The Society of Ob/Gyn Hospitalists has many resources.
Locum tenens
Locum tenens, or “locums,” is essentially a physician temp job. Given that full scope jobs are often overwhelming and exhausting, and hospitalist jobs sometimes don’t pay very well, more and more Ob/Gyns are making a career out of piecing together locums jobs. As many hospitals are in desperate need of Ob/Gyns, the pay can be quite good. The pay is much better if you can contract directly with a hospital instead of going through an intermediary like a locums agency or recruiter.
I would start with FlexMedStaff to learn more.
The demand for locums Ob/Gyns is most often for obstetrics. Sometimes they will want you to cover clinic and hospital, sometimes just hospital. There are rarer jobs that include elective gynecologic surgery.
Full scope
A traditional Ob/Gyn job is known as “full scope.” There are fewer and fewer full-scope Ob/Gyns, but it is still doable with the right support and often in more underserved areas. Traditionally, a full-scope Ob/Gyn will see patients in the office, perform surgeries on her gynecologic patients, and deliver her obstetric patients, as well as taking a share of call. This is an extremely complex and broad range of responsibilities to juggle, but a number of interventions can make the job bearable: a hospitalist, a skilled and dedicated first assist, mid-levels to see routine patients in the office, and a nursing phone service with numerous protocols to field patient calls at night.
Tracks
The well-known Kaiser nonprofit health system pioneered “tracking” of community Ob/Gyns, with tracks for office only, hospital only, OB/office, and gynecologic surgery. These jobs are becoming more common and require maintaining expertise in a narrower skill set
Backing up Family Medicine / Midwives
In some jobs, Ob/Gyns only cover and deliver their own patients. In some jobs, you will be asked to provide backup for nurse-midwives or family medicine doctors who are not part of your practice. The advantage of this is that, in an Ob/Gyn shortage situation, these providers are necessary to provide obstetric care in many parts of the country where there are not enough Ob/Gyns. There is really not an upside for Ob/Gyns to this arrangement, though.

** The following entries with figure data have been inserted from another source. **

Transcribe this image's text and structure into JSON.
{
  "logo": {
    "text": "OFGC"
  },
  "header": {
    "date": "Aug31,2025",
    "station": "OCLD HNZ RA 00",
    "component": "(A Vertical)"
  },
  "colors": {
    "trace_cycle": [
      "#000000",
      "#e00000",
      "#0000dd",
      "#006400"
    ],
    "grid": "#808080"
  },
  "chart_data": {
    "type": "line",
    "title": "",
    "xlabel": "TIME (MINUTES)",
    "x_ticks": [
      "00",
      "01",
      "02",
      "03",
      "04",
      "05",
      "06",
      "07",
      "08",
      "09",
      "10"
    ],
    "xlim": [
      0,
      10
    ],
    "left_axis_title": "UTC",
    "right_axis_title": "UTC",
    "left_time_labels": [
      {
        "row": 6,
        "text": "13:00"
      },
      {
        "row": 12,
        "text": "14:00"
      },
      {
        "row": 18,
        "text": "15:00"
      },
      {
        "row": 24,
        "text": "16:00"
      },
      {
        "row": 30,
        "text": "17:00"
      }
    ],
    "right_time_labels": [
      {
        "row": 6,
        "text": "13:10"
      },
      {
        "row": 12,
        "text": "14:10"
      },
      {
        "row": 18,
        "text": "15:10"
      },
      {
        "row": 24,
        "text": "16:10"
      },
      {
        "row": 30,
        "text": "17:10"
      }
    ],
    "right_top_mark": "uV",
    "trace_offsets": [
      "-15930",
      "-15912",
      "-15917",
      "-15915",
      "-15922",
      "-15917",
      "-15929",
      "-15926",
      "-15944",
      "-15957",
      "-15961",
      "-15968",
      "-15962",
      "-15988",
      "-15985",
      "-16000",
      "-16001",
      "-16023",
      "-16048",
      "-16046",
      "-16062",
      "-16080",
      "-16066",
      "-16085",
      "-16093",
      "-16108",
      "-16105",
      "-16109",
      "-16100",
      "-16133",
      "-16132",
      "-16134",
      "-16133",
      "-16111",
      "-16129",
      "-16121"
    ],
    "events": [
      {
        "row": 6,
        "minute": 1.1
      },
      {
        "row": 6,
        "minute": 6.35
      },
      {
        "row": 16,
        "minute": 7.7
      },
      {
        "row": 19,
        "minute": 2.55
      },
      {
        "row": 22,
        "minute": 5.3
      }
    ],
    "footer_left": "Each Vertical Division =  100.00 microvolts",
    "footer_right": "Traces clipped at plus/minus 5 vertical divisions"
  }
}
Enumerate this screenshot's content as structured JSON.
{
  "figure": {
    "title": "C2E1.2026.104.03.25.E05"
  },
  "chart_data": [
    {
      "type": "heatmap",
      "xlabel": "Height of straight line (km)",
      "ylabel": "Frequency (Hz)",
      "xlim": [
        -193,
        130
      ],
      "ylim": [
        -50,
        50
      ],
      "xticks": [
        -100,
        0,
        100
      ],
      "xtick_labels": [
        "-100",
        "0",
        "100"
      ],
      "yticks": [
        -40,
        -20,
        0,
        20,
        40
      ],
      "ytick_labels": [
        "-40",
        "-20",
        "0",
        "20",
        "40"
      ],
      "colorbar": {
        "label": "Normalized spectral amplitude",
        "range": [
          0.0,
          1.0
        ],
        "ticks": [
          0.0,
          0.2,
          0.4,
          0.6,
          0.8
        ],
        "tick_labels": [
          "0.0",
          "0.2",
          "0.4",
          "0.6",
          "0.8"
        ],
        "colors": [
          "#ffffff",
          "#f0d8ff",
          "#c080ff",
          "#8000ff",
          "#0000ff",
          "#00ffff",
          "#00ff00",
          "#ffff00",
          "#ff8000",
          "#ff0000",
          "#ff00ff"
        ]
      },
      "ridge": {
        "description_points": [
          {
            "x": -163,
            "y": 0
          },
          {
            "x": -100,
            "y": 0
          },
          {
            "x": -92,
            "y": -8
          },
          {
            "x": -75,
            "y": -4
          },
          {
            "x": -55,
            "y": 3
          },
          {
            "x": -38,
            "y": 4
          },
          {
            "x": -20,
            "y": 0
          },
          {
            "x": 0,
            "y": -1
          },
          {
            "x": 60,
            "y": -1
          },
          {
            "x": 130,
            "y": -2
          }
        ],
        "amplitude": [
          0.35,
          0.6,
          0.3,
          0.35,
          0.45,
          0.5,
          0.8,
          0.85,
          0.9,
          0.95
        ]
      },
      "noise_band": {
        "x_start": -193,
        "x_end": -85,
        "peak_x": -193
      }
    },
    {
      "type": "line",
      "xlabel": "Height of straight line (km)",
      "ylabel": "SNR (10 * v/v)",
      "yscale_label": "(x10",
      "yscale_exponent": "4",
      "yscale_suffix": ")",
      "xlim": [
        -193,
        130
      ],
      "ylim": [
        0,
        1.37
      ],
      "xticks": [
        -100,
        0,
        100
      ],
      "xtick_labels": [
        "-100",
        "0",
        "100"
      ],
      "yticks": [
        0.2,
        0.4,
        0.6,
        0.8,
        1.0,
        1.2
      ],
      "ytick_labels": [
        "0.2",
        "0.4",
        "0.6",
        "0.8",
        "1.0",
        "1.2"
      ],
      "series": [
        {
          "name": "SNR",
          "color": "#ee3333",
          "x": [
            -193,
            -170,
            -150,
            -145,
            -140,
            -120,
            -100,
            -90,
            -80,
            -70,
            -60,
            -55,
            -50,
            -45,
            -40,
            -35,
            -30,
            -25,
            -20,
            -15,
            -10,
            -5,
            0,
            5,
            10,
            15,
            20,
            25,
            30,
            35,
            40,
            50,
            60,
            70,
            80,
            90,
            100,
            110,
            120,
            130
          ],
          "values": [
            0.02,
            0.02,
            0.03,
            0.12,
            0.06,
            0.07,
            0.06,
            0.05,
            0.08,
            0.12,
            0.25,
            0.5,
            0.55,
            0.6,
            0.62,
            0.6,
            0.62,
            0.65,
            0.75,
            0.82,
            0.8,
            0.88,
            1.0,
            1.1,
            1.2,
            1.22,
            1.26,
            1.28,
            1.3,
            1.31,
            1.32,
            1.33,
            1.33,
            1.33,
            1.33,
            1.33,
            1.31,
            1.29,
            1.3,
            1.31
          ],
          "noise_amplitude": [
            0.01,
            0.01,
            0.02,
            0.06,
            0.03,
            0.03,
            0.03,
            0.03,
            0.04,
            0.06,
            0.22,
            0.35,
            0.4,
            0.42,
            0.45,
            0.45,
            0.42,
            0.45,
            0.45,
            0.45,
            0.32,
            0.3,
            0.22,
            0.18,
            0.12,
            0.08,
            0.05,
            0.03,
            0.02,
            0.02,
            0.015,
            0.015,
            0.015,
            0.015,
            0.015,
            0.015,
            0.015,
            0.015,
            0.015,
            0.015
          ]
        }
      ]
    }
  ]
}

First of all, since these other providers are only qualified to take care of lower risk patients, they will cherry-pick the easiest patients to take care of, leaving the Ob/Gyns with a greater share of difficult, high-risk patients who require more time on behalf of the Ob/Gyn and also carry more medicolegal risk; nonetheless, the reimbursement for both groups of patients is the same at this time, making a low-risk OB practice much more lucrative. The same is true for easy gynecologic care – uncomplicated annuals and vaginitis visits certainly reimburse much better per time spent than complex problem gynecology and gynecologic surgery, so the more mid-levels and family medicine providers taking care of these patients, the less profitable the Ob/Gyn practice becomes.
Secondly, it is always more stressful to be called to an emergent situation out of the blue, and these other providers, since they are ultimately not surgically responsible for the safe delivery of babies, may push the risk they take on for their patients beyond what is truly safe.
In short, it is not wrong to ask Ob/Gyns to provide backup for nurse-midwives and family medicine doctors. However, significant compensation is in order for doing so.